Ricuperiamo così la grande valenza sociale della Giornata del Creato, che si celebra il 1° settembre. Il tema di quest’anno era chiarissimo: In una terra ospitale, educhiamo all’accoglienza.
Ed eccoci a collaborare non solo con la commissione dell’Ecumenismo, ma anche con la commissione Migrantes.
L’ospitalità si fa così dimensione efficace di uno stile della Pastorale del lavoro, elencata efficacemente dalla Settimana sociale del 2010, che ci ha dato quattro indicazioni meravigliose, purtroppo poco valorizzate nel nostro mondo ecclesiale:
-       Riconoscere la cittadinanza ai figli degli immigrati che sono nati in Italia
-       Far votare alle elezioni amministrative comunali anche gli immigrati regolari
-       Stima e sostegno alle crescenti imprese nate dal coraggio degli immigrati
-       Imparare le loro lingue. Loro, l’Italiano… noi, l’Arabo!
L’includere si fa così palestra per accogliere e valorizzare ogni fragilità. Ad esempio, è in questa logica che va potenziato il documento sul Sud (febbraio 2010), basato proprio sull’inclusione e sulla valorizzazione, perché il Sud sia Laboratorio di speranza e di reciprocità.
Lo stesso dicasi per l’imprenditoria femminile, che diventa speranza concreta per tutti, con forme di grande futuro e concreta imprenditorialità.

8. – ACCOMPAGNARE I GIOVANI.
Va posto questo cammino nel solco dell’educare, che diviene l’arte del decennio, sorretti dagli orientamenti pastorali.
La disoccupazione giovanile è infatti il dramma più grande, la grande emergenza antropologica, la vera sfida che avvolge il nostro paese, dal sud al nord.

È il precariato, frutto amaro della precarietà, che a sua volta è frutto del crescete dannoso relativismo culturale. Ed etico.
Va perciò affrontata globalmente, nei suoi diversi aspetti: biblico, culturale, spirituale, sociale, politico, etico, organizzativo, sindacale, familiare.
C’è infatti da interrogarsi seriamente sulle cause vere di questa precarietà.
Ad esempio, nel dibattito schietto con Marco Biagi, sul tema della flessibilità, già si era sollevato questo timore: che con facilità la flessibilità si potesse trasformare in precarietà.
Questa è la nostra sfida culturale odierna.
E su questo punto, anche le nostre istituzioni cattoliche devono e possono dare un esempio di speranza, riducendo sempre più il numeri dei lavoratori precari che assumono. È un gesto di coraggio sociale, di testimonianza innovativa. La gente richiede infatti anche da noi uno stile nuovo, una testimonianza che ci veda nonallineati al modo di fare e di pensare delle aziende. Ma quanta fatica e quanti ritardi, anche nel nostro mondo!
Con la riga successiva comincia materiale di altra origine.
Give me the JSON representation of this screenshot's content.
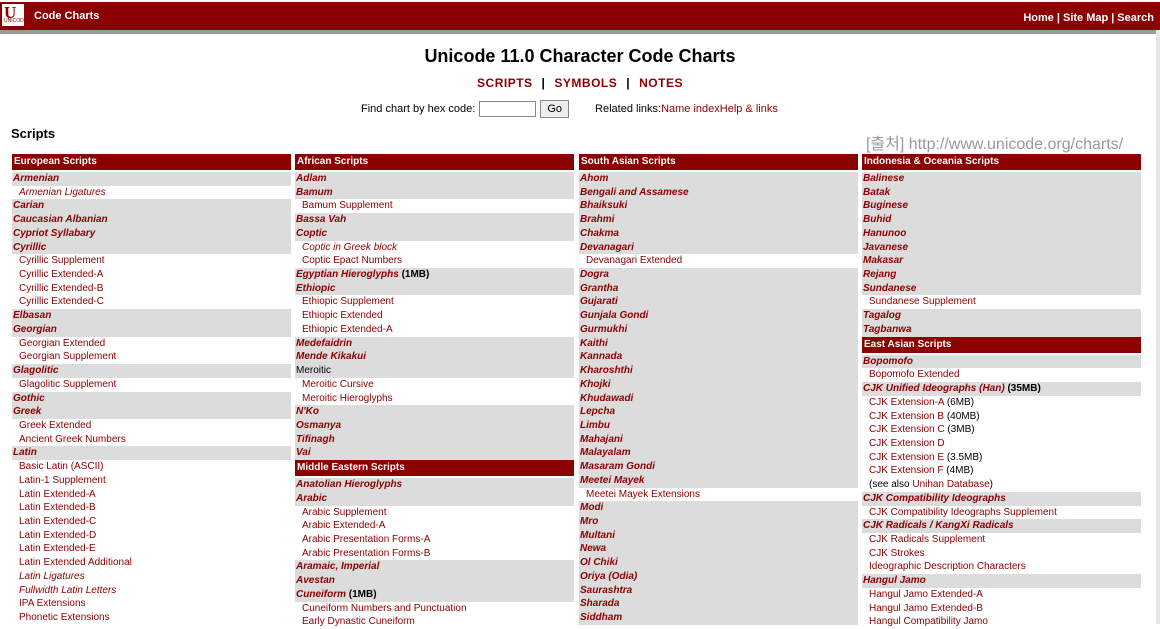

Come accompagnare i giovani?
Penso che sia utile valorizzare le cinque strade offerte nelle catechesi sul libro di RUT, che tanto ci ha aiutato, soprattutto nell’accompagnamento al Progetto Policoro.
            Si parte sempre dalla storia triste di Noemi, che si vede distrutto la sua famiglia. Perde infatti nel giro di breve tempo, per eventi misteriosi, prima il marito Elimelech e poi i due figli maschi, che nel frattempo, nella zona di Moab, si erano ben sistemati sposando due ragazze del posto. Pagane, ma cortesi e attente.
Ma ecco che la prova si abbatte su Noemi, al punto che lei chiede di essere chiamata non più Noemi (che vuol dire dolcezza mia!) ma Mara, cioè amarezza!
Quel nome di Mara rappresenta benissimo tutta l’amarezza di tanti ragazzi che non trovano lavoro, che sono parcheggiati, che hanno contratti a breve scadenza, che non riescono più a progettare una famiglia loro. Costretti amaramente a vivere di espedienti o a stare sulle spalle della famiglia!
Ma potrà Mara tornare ad essere Noemi?
Questa è la sfida che ci spetta come Chiesa locale, come società odierna davanti a tante lacrime di giovani, che ben conosciamo. L’itinerario è segnato da 5 punti.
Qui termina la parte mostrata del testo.